The shock waves are created when ultrasound waves are focused and scanned in mid-air, causing vibrations in the skin. These vibrations can interfere with each other in a way that amplifies their strength at certain places. This creates a trailing wake pattern that extends beyond the intended focal point, reducing the spatial precision and clarity of the tactile sensation.
Team members on the study believe that current holographic haptic displays excite shock wave patterns that are so spread out in the skin, that the sensations can feel spread out and diffused. To overcome this obstacle, new developments in acoustics are needed.

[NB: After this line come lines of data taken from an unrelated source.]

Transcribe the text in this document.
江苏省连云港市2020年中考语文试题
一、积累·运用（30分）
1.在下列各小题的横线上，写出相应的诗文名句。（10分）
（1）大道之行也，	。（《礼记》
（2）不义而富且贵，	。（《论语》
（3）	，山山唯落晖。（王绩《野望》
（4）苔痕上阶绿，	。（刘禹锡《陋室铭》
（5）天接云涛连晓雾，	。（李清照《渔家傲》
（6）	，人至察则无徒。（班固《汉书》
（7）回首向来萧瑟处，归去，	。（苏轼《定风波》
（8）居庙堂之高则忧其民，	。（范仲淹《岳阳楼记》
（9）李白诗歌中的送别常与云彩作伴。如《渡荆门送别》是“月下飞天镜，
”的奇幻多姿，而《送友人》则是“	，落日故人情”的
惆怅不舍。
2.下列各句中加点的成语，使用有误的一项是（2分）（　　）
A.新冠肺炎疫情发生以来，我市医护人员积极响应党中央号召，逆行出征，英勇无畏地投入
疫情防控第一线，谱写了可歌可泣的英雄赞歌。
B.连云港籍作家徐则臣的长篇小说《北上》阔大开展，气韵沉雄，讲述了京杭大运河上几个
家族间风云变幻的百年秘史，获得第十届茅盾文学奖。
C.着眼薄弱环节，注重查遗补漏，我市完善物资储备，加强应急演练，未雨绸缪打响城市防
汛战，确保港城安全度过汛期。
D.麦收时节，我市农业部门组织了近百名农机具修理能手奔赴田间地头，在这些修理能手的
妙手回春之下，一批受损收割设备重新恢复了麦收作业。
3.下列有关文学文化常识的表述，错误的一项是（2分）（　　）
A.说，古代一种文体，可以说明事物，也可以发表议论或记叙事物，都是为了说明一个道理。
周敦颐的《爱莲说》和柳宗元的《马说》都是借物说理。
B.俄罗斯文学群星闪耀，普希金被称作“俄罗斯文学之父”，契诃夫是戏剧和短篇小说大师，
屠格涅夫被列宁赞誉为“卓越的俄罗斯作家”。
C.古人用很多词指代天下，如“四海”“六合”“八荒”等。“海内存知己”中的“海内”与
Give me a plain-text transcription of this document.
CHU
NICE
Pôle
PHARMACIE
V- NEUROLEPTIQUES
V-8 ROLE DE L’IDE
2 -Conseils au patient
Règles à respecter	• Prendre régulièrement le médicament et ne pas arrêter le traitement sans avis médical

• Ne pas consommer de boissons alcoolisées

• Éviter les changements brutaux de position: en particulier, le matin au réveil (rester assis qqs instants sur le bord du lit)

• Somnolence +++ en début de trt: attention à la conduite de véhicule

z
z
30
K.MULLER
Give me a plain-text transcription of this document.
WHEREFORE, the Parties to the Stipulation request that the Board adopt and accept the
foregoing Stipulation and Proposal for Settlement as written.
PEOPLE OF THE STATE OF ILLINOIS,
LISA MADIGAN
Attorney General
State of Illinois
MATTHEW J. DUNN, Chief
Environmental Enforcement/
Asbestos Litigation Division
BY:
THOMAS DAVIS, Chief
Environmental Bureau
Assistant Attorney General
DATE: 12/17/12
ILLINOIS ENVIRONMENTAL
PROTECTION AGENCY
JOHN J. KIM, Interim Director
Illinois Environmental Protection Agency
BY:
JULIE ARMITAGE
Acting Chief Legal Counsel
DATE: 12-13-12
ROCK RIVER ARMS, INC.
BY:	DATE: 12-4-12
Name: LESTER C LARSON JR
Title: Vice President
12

Yon Visel associate professor, College of Engineering, UCSB, commented: “Our study reveals how holographic haptic displays, which are a promising new technology for virtual reality and telepresence, require new knowledge in acoustics innovations in design.
“By understanding the underlying physics of ultrasound-generated shear shock waves in the skin, we hope to improve the design of haptic holographic displays and make them more realistic and immersive for users. Such haptic displays could enable us to augment our physical surroundings with a limitless variety of virtual objects, interactive animated characters, or graspable tools that can be not only seen, but also touched and felt with the hands.”